Very very very very happy with the result. Exactly what I wanted, lots of ground clearance but could still pass as stock to the untrained eye. I put all new 1998 Legacy Outback KYB GR-2 struts, all new KYB strut mounts, all new 1998 Forester base M/T Moog springs, all new OEM Forester upper spring perches and seats (for the front struts), all new Moog inner and outer tie rod ends, used Outback trailing arm brackets, used 16" 2nd gen Outback wheels, and all new 215/65R16 General Grabber AT2 tires.
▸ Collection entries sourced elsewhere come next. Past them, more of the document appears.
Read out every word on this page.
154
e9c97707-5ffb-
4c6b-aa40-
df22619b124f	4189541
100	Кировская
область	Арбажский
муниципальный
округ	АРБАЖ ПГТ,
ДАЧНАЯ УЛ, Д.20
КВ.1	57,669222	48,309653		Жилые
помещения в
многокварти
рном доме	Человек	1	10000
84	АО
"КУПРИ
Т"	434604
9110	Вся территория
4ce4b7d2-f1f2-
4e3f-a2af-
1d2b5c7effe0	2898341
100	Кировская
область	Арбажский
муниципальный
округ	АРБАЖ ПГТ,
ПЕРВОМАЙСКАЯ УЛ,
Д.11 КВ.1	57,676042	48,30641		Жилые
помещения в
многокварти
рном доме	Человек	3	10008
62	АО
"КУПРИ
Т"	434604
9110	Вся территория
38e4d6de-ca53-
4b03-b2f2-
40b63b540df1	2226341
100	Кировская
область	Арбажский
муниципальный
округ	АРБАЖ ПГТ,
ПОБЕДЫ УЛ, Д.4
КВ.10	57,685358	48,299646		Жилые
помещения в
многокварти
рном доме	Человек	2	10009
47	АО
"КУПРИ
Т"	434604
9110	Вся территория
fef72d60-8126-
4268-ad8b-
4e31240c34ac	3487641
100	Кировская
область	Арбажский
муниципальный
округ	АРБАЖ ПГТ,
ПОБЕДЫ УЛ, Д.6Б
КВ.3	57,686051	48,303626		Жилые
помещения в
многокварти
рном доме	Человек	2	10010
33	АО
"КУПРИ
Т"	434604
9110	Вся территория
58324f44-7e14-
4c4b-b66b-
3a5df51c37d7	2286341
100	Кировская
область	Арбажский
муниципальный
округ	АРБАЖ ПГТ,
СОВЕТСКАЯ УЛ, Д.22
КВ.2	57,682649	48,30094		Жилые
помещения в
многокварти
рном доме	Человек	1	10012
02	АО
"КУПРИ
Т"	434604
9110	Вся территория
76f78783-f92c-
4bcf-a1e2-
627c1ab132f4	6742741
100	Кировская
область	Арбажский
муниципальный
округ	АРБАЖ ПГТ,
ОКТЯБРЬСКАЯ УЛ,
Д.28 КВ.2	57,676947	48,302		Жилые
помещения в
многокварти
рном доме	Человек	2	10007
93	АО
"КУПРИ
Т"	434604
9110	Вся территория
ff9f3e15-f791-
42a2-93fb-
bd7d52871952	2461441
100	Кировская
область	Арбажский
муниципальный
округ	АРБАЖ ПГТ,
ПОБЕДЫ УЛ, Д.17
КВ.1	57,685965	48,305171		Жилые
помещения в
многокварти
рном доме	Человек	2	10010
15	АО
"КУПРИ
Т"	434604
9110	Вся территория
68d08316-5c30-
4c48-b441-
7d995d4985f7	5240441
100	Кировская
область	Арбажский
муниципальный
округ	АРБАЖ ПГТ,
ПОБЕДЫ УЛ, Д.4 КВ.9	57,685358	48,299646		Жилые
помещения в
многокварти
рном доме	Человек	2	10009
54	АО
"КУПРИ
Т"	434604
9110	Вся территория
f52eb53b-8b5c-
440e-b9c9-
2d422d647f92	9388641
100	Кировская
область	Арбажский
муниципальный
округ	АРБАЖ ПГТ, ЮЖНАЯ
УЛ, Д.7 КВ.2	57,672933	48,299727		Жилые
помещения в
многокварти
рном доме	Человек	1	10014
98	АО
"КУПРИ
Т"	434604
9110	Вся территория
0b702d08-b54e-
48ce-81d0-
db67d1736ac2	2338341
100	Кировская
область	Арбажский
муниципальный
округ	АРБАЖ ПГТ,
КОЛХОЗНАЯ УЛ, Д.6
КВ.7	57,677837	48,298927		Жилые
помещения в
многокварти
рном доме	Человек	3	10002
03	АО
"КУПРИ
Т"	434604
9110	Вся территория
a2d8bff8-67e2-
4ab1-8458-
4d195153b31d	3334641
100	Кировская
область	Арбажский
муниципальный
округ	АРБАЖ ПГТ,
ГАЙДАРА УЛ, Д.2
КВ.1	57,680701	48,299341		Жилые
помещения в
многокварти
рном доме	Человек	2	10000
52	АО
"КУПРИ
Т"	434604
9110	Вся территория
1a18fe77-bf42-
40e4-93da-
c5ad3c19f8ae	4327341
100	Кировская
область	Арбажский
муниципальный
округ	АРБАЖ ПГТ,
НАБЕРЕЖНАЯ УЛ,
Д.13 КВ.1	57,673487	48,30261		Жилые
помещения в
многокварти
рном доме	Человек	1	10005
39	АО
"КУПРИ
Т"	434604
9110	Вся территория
Handles VERY nicely. Even though I'm higher up, it corners much better than before (mostly due to new struts). The suspension is a lot stiffer than it used to be, but still smooth and comfortable over bumps and offroad. The tires are a perfect fit! The only rubbing I've heard so far was at full lock doing a tight u-turn, and maybe once while backing up and turning. But it's so minor, even with the radio off and no noises, it can barely be heard. Maybe if I had mud flaps, they might rub on the front. Also I'm very impressed with how well the tires fit in the wheel well. I was worried the offset on the wheels (and wider wheels) would make it stick out more, but it's perfect.
Performance hasn't been a big issue, even with the 3.9 gears and 2.2 engine. I'm used to driving my 2" lifted EA82 on 27" tires, so for reference, it's easier to drive than that. Acceleration is definitely slower but I didn't buy this car to go fast. These wheels/tires are around 46 lbs a piece, whereas my 205/70R14 tires on steel wheels (before I lifted the car) were around 40 lbs a piece. For how much tire I got, that extra weight is really marginal. I am planning on getting a 4.11 Outback gearbox and diff in the future, but I just replaced my transmission a couple months ago (got the car for cheap, wouldn't go into 4th, then clutch started going out), so I am not looking at doing that any time soon.
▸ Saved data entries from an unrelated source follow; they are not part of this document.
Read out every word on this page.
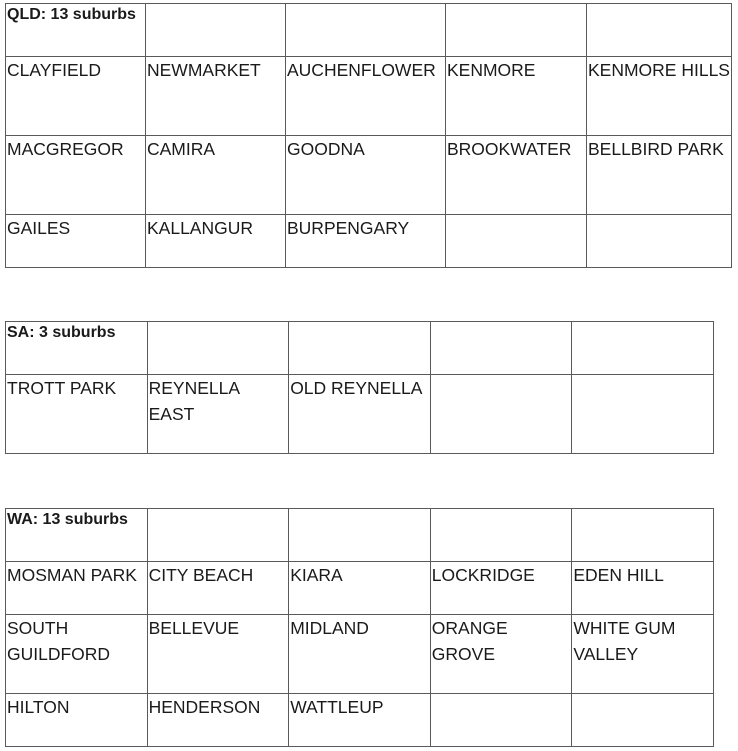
QLD: 13 suburbs				
CLAYFIELD	NEWMARKET	AUCHENFLOWER	KENMORE	KENMORE HILLS
MACGREGOR	CAMIRA	GOODNA	BROOKWATER	BELLBIRD PARK
GAILES	KALLANGUR	BURPENGARY		
SA: 3 suburbs				
TROTT PARK	REYNELLA EAST	OLD REYNELLA		
WA: 13 suburbs				
MOSMAN PARK	CITY BEACH	KIARA	LOCKRIDGE	EDEN HILL
SOUTH GUILDFORD	BELLEVUE	MIDLAND	ORANGE GROVE	WHITE GUM VALLEY
HILTON	HENDERSON	WATTLEUP		
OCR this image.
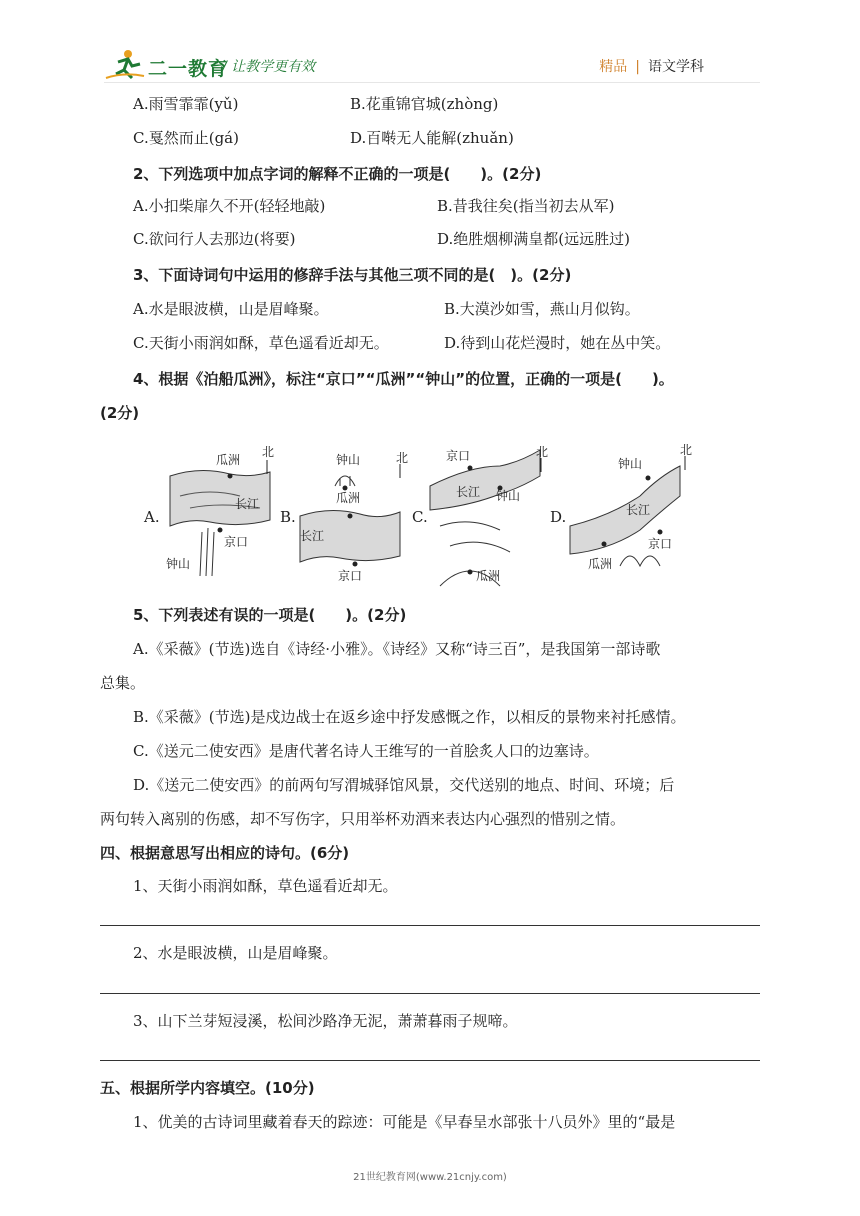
二一教育
/ 让教学更有效	精品 | 语文学科
A.雨雪霏霏(yǔ)	B.花重锦官城(zhòng)
C.戛然而止(gá)	D.百啭无人能解(zhuǎn)
2、下列选项中加点字词的解释不正确的一项是(　　)。(2分)
A.小扣柴扉久不开(轻轻地敲)	B.昔我往矣(指当初去从军)
C.欲问行人去那边(将要)	D.绝胜烟柳满皇都(远远胜过)
3、下面诗词句中运用的修辞手法与其他三项不同的是(　)。(2分)
A.水是眼波横，山是眉峰聚。	B.大漠沙如雪，燕山月似钩。
C.天街小雨润如酥，草色遥看近却无。	D.待到山花烂漫时，她在丛中笑。
4、根据《泊船瓜洲》，标注“京口”“瓜洲”“钟山”的位置，正确的一项是(　　)。
(2分)
A.
瓜洲
长江
京口
钟山
北
B.
钟山
瓜洲
长江
京口
北
C.
京口
长江 钟山
瓜洲
北
D.
钟山
长江
瓜洲
京口
北
5、下列表述有误的一项是(　　)。(2分)
A.《采薇》(节选)选自《诗经·小雅》。《诗经》又称“诗三百”，是我国第一部诗歌
总集。
B.《采薇》(节选)是戍边战士在返乡途中抒发感慨之作，以相反的景物来衬托感情。
C.《送元二使安西》是唐代著名诗人王维写的一首脍炙人口的边塞诗。
D.《送元二使安西》的前两句写渭城驿馆风景，交代送别的地点、时间、环境；后
两句转入离别的伤感，却不写伤字，只用举杯劝酒来表达内心强烈的惜别之情。
四、根据意思写出相应的诗句。(6分)
1、天街小雨润如酥，草色遥看近却无。
2、水是眼波横，山是眉峰聚。
3、山下兰芽短浸溪，松间沙路净无泥，萧萧暮雨子规啼。
五、根据所学内容填空。(10分)
1、优美的古诗词里藏着春天的踪迹：可能是《早春呈水部张十八员外》里的“最是
21世纪教育网(www.21cnjy.com)
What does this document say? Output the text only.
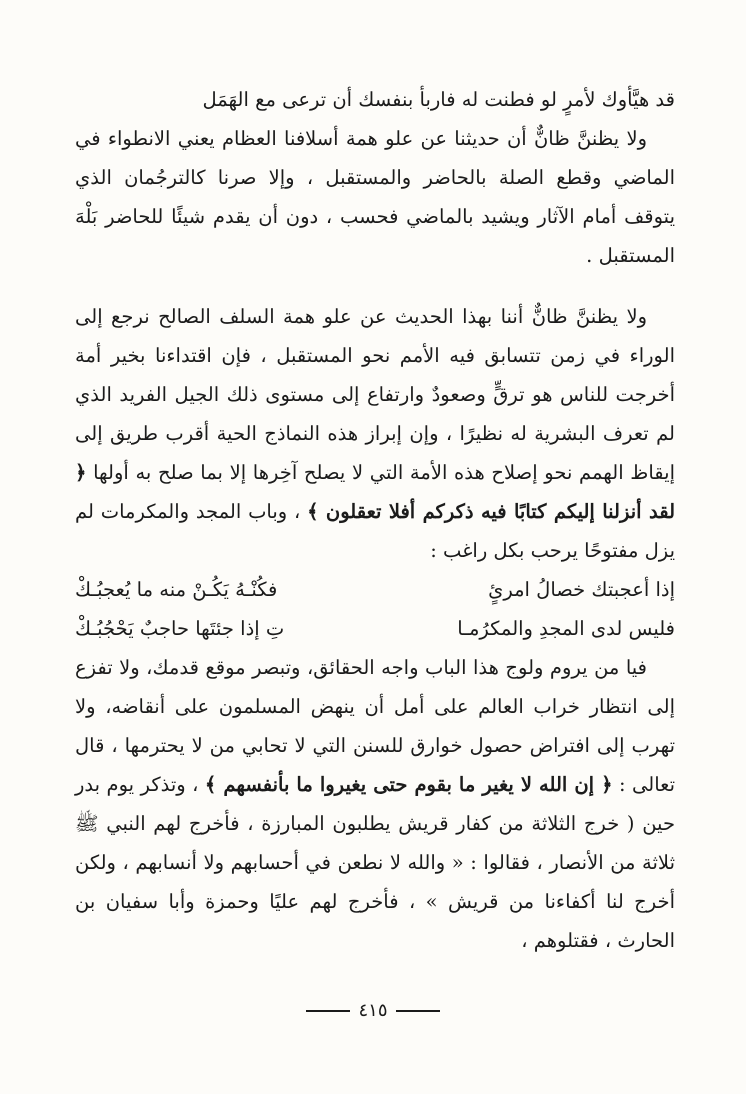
قد هيَّأوك لأمرٍ لو فطنت له فاربأ بنفسك أن ترعى مع الهَمَل

ولا يظننَّ ظانٌّ أن حديثنا عن علو همة أسلافنا العظام يعني الانطواء في الماضي وقطع الصلة بالحاضر والمستقبل ، وإلا صرنا كالترجُمان الذي يتوقف أمام الآثار ويشيد بالماضي فحسب ، دون أن يقدم شيئًا للحاضر بَلْهَ المستقبل .

ولا يظننَّ ظانٌّ أننا بهذا الحديث عن علو همة السلف الصالح نرجع إلى الوراء في زمن تتسابق فيه الأمم نحو المستقبل ، فإن اقتداءنا بخير أمة أخرجت للناس هو ترقٍّ وصعودٌ وارتفاع إلى مستوى ذلك الجيل الفريد الذي لم تعرف البشرية له نظيرًا ، وإن إبراز هذه النماذج الحية أقرب طريق إلى إيقاظ الهمم نحو إصلاح هذه الأمة التي لا يصلح آخِرها إلا بما صلح به أولها ﴿ لقد أنزلنا إليكم كتابًا فيه ذكركم أفلا تعقلون ﴾ ، وباب المجد والمكرمات لم يزل مفتوحًا يرحب بكل راغب :

إذا أعجبتك خصالُ امرئٍ
فكُنْـهُ يَكُـنْ منه ما يُعجبُـكْ
فليس لدى المجدِ والمكرُمـا
تِ إذا جئتَها حاجبٌ يَحْجُبُـكْ

فيا من يروم ولوج هذا الباب واجه الحقائق، وتبصر موقع قدمك، ولا تفزع إلى انتظار خراب العالم على أمل أن ينهض المسلمون على أنقاضه، ولا تهرب إلى افتراض حصول خوارق للسنن التي لا تحابي من لا يحترمها ، قال تعالى : ﴿ إن الله لا يغير ما بقوم حتى يغيروا ما بأنفسهم ﴾ ، وتذكر يوم بدر حين ( خرج الثلاثة من كفار قريش يطلبون المبارزة ، فأخرج لهم النبي ﷺ ثلاثة من الأنصار ، فقالوا : « والله لا نطعن في أحسابهم ولا أنسابهم ، ولكن أخرج لنا أكفاءنا من قريش » ، فأخرج لهم عليًا وحمزة وأبا سفيان بن الحارث ، فقتلوهم ،

٤١٥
As far as alignment goes, I did my own alignment (I work at a shop) and was able to get everything in spec. I had purchased camber bolts for the rear struts for camber and toe adjustments on all 4 wheels. I got everything within spec, and it drives straight. All 4 camber adjustments are maxed out, and one rear toe adjustment is maxed out (other is almost maxed). But like I said, all within spec and pretty close to preferred values. Rears have a little more negative camber (-0.7) than preferred (-0.5). Fronts have a little more positive camber (+0.0) than preferred (-0.2). Rear wheels are barely toed out (-0.10) compared to preferred (+0.0). So yeah, it's just barely off of preferred values but still within spec and I can hardly tell the difference in how it drives (most people wouldn't notice, I just do alignments for a living so I can notice). Going to be doing another alignment soon now that the suspension is more broken in, curious to see how the numbers changed.
Curious to see how the CV axles hold up too. I think they will be fine, they don't look like they are at too bad of angles (especially compared to the EA82), but you never know. All in all, it took me a day to do everything. Did it at my shop so a lift, full air tools, and a wall-mounted spring compressor made easy work of the job. What wasted my time was one of the tack welded nuts on the trailing arm brackets broke, so I ended up cutting a hole in my floor pan under the rear seat to put a socket on the nut. Anyways, I'll stop rambling on, haha.